Don’t let our school colors fool you. Yet again, it seems the Orange and Black can ‘go green’ better than anyone else. Read this article from the Associated Press:

Corvallis leads nation in green power use
The Associated Press

CORVALLIS, Ore. (AP) — A report by the Environmental Protection Agency says Corvallis buys more renewable energy than any other city in the nation. “There’s a broad range of people who are making a commitment to renewables,” said Mayor Charlie Tomlinson. “Many people making small contributions can make a big difference.” Locally, consumers and businesses are given the option of spending a bit more each month to buy power produced by wind, solar and biomass, rather than by coal-fired generators.
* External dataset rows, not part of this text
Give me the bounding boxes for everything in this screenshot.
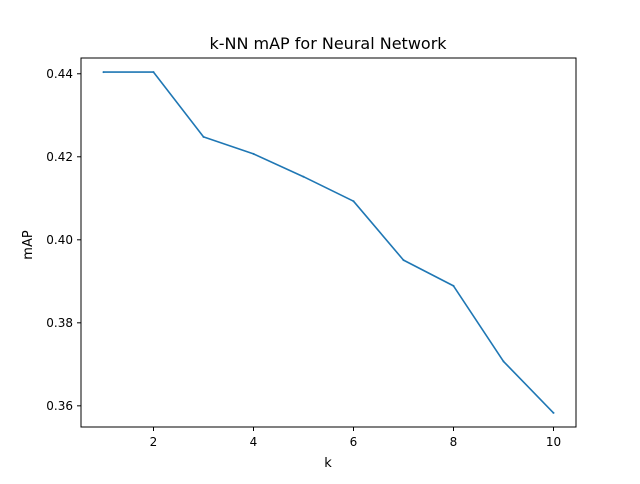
x-tick-label: 10 <box>546 435 561 449</box>
series-point <box>402 259 405 262</box>
x-tick-label: 6 <box>350 435 358 449</box>
plot-frame <box>80 57 577 428</box>
y-axis-label: mAP <box>21 230 36 260</box>
series-point <box>102 71 105 74</box>
series-point <box>352 200 355 203</box>
x-tick-label: 8 <box>450 435 458 449</box>
series-point <box>502 360 505 363</box>
y-tick-label: 0.40 <box>46 233 73 247</box>
y-tick-label: 0.44 <box>46 67 73 81</box>
series-point <box>202 135 205 138</box>
x-tick-label: 2 <box>150 435 158 449</box>
x-tick-label: 4 <box>250 435 258 449</box>
series-point <box>452 284 455 287</box>
y-tick-label: 0.38 <box>46 316 73 330</box>
y-tick-label: 0.42 <box>46 150 73 164</box>
x-axis-label: k <box>324 456 332 471</box>
y-tick-label: 0.36 <box>46 399 73 413</box>
series-point <box>252 152 255 155</box>
series-line <box>103 71 555 414</box>
series-point <box>552 411 555 414</box>
series-layer <box>102 71 555 414</box>
ticks-layer: 2 4 6 8 10 0.36 0.38 0.40 0.42 0.44 <box>46 67 561 449</box>
series-point <box>152 71 155 74</box>
series-point <box>302 175 305 178</box>
chart-title: k-NN mAP for Neural Network <box>209 34 447 53</box>
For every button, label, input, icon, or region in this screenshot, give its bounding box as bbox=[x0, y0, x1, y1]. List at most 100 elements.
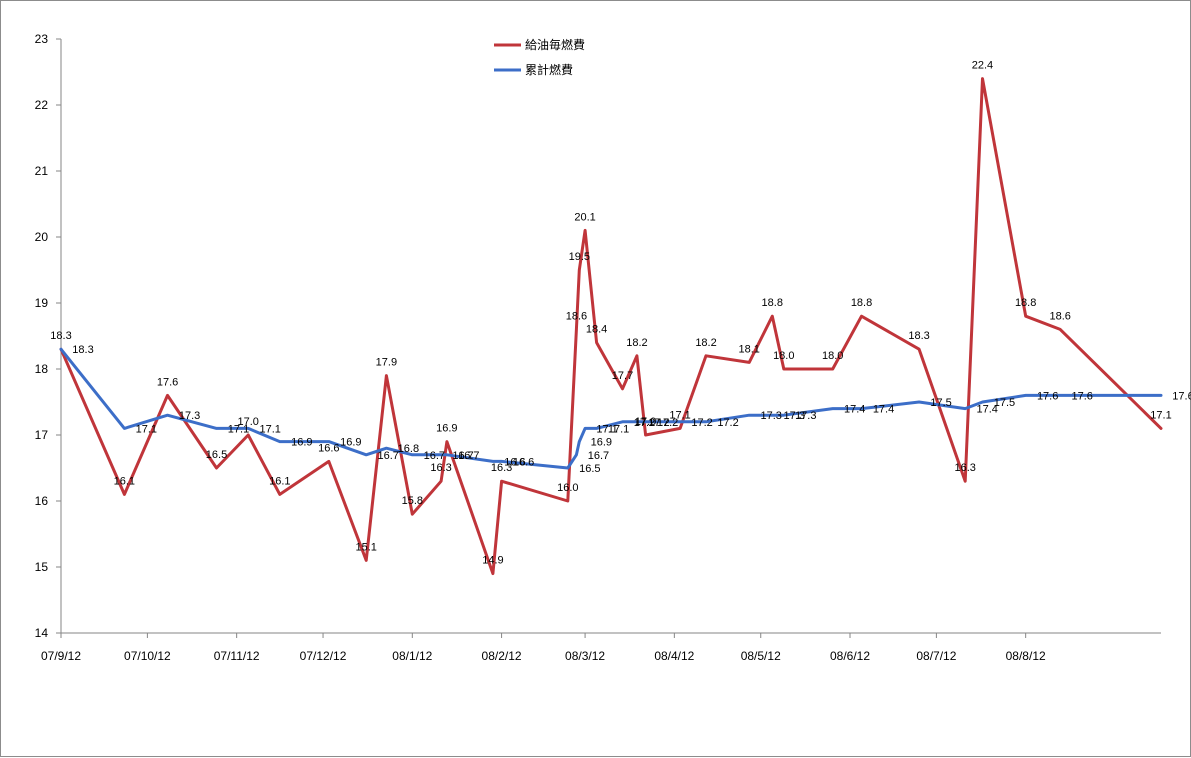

Corvallis purchases more than 100 million kilowatt-hours of green power annually, about 13 percent of the city’s total purchased electricity.

According to the EPA, Corvallis’ green power purchase is equivalent to avoiding the carbon dioxide emissions of more than 13,000 passenger vehicles per year, enough electricity to power more than 9,000 average American homes annually. Green power options are offered from sources such as Pacific Power’s Blue Sky, Consumers’ Power Coffin Butte Landfill Gas project and the Bonneville Environmental Foundation. Oregon cities made up half of the nation’s top 10 green power purchasers. The other four in Oregon are Beaverton, Bend, Gresham and Salem.

Oregon State University is the largest single purchaser of green power in Corvallis, buying enough to meet about 75 percent of its needs. “College towns with a university or college that are making a commitment to renewables are that much farther ahead,” Tomlinson said. Companies such as Hewlett-Packard also buy large amounts of renewable energy, which help push Corvallis’ total over the top. The Green Power Partnership is a voluntary program that encourages the purchase of green power to reduce the environmental impact of electricity generation and use.

It includes more than 1,000 organizations which buy billions of kilowatt-hours of green power annually. Partners include a wide variety of leading organizations such as Fortune 500 companies, small and medium-sized businesses, local, state and federal governments, and colleges and universities. Tomlinson said his next step is to find a way to keep money spent on green power within the community. That could mean local power generation or options for consumers including green power purchasing from their city utility bill.


8 responses to “Orange and Black are the New Green”

  1. We seem to have different ideas of how to define “green.” I’d define it as “a modifier used to describe human activiries, processes and choices that have the least adverse effect on natural cycles, habitats, and health.” Based on that definition, conservation is the ‘greenest’ energy choice.

  2. Dave says:

    Orange has always been green. And this is a good time to plug Brandon Trelstad’s work as OSU’s sustainability guru. Here’s where you can find his blog:

  3. fortune 500 says:

    Nice writing. You are on my RSS reader now so I can read more from you down the road.

    Allen Taylor

  4. Kai says:

    Yes, it should be Orange…

  5. report by the Environmental Protection Agency says Corvallis buys more renewable energy than any other city in the nation. I believe it what a great town to live in I love fall!

  6. fran says:

    i agree it should be orange also

  7. Love your blog, even though coming from me, the guy who loves everything green, it probably doesn’t mean all that much! Anyway to a greener 2010!